De twee schachtbokken gaan nu
gerestaureerd worden. Het zijn de laatste twee schachtbokken in Limburg die onder handen worden genomen, en de hoogste in hun soort in Europa. De restauratie, die 7,5 miljoen gaat kosten, kadert in een project om de mijnsite en het kolenspoor op te waarderen. Ze zal in twee fases verlopen. Voor fase één investeert de gemeente 1,6 miljoen euro. "We gaan starten met het restaureren van een eerste schachtbok, waarvoor een bedrag van zo'n 3,5 miljoen euro nodig is", legt burgemeester Alain Yzermans uit. "Wij voorzien de helft, voor de andere helft rekenen we op subsidies van Erfgoed Vlaanderen en middelen van Limburg Sterk Merk. We krijgen 300.000 euro erfgoedsubsidies. Verder wachten we nog op de goedkeuring van LSM." Voor de restauratie van de tweede schachtbok is de gemeente nog in overleg met Erfgoed Vlaanderen. "We hopen een grote investering te kunnen krijgen op basis van veiligheidswerken. Maar die restauratie zal voor de volgende legislatuur zijn", besluit Yzermans in een gesprek met Radio2.
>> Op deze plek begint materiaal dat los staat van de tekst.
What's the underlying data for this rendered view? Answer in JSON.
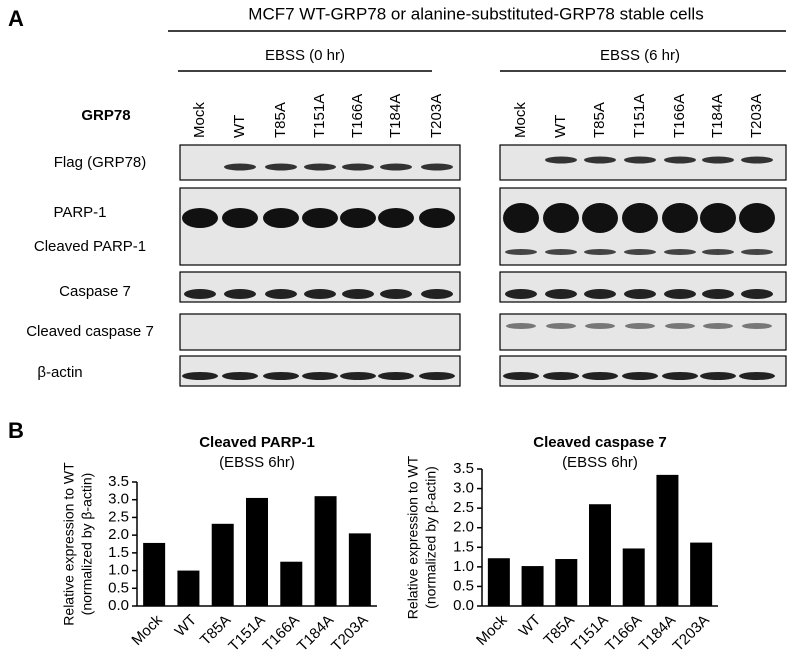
{
  "panel_a": {
    "label": "A",
    "title": "MCF7 WT-GRP78 or alanine-substituted-GRP78 stable cells",
    "groups": [
      "EBSS (0 hr)",
      "EBSS (6 hr)"
    ],
    "row_header": "GRP78",
    "lanes": [
      "Mock",
      "WT",
      "T85A",
      "T151A",
      "T166A",
      "T184A",
      "T203A"
    ],
    "blots": [
      "Flag (GRP78)",
      "PARP-1",
      "Cleaved PARP-1",
      "Caspase 7",
      "Cleaved caspase 7",
      "β-actin"
    ]
  },
  "panel_b": {
    "label": "B"
  },
  "chart_data": [
    {
      "type": "bar",
      "title": "Cleaved PARP-1",
      "subtitle": "(EBSS 6hr)",
      "ylabel": "Relative expression to WT",
      "ylabel_note": "(normalized by β-actin)",
      "categories": [
        "Mock",
        "WT",
        "T85A",
        "T151A",
        "T166A",
        "T184A",
        "T203A"
      ],
      "values": [
        1.78,
        1.0,
        2.32,
        3.05,
        1.25,
        3.1,
        2.05
      ],
      "color": "#000000",
      "ylim": [
        0,
        3.5
      ],
      "yticks": [
        {
          "value": 0,
          "label": "0.0"
        },
        0.5,
        {
          "value": 1,
          "label": "1.0"
        },
        1.5,
        {
          "value": 2,
          "label": "2.0"
        },
        2.5,
        {
          "value": 3,
          "label": "3.0"
        },
        3.5
      ]
    },
    {
      "type": "bar",
      "title": "Cleaved caspase 7",
      "subtitle": "(EBSS 6hr)",
      "ylabel": "Relative expression to WT",
      "ylabel_note": "(normalized by β-actin)",
      "categories": [
        "Mock",
        "WT",
        "T85A",
        "T151A",
        "T166A",
        "T184A",
        "T203A"
      ],
      "values": [
        1.22,
        1.02,
        1.2,
        2.6,
        1.47,
        3.35,
        1.62
      ],
      "color": "#000000",
      "ylim": [
        0,
        3.5
      ],
      "yticks": [
        {
          "value": 0,
          "label": "0.0"
        },
        0.5,
        {
          "value": 1,
          "label": "1.0"
        },
        1.5,
        {
          "value": 2,
          "label": "2.0"
        },
        2.5,
        {
          "value": 3,
          "label": "3.0"
        },
        3.5
      ]
    }
  ]
}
De totale kostprijs van 7,5 miljoen euro ligt hoger dan verwacht. "Het is een enorme som, maar dat heeft te maken met de opbouw. Er moeten
twee grote stellingen gebouwd worden voor de restauratie, daarom is die prijs zo hoog. Maar we stonden er wel een beetje versteld van", geeft de burgemeester nog toe.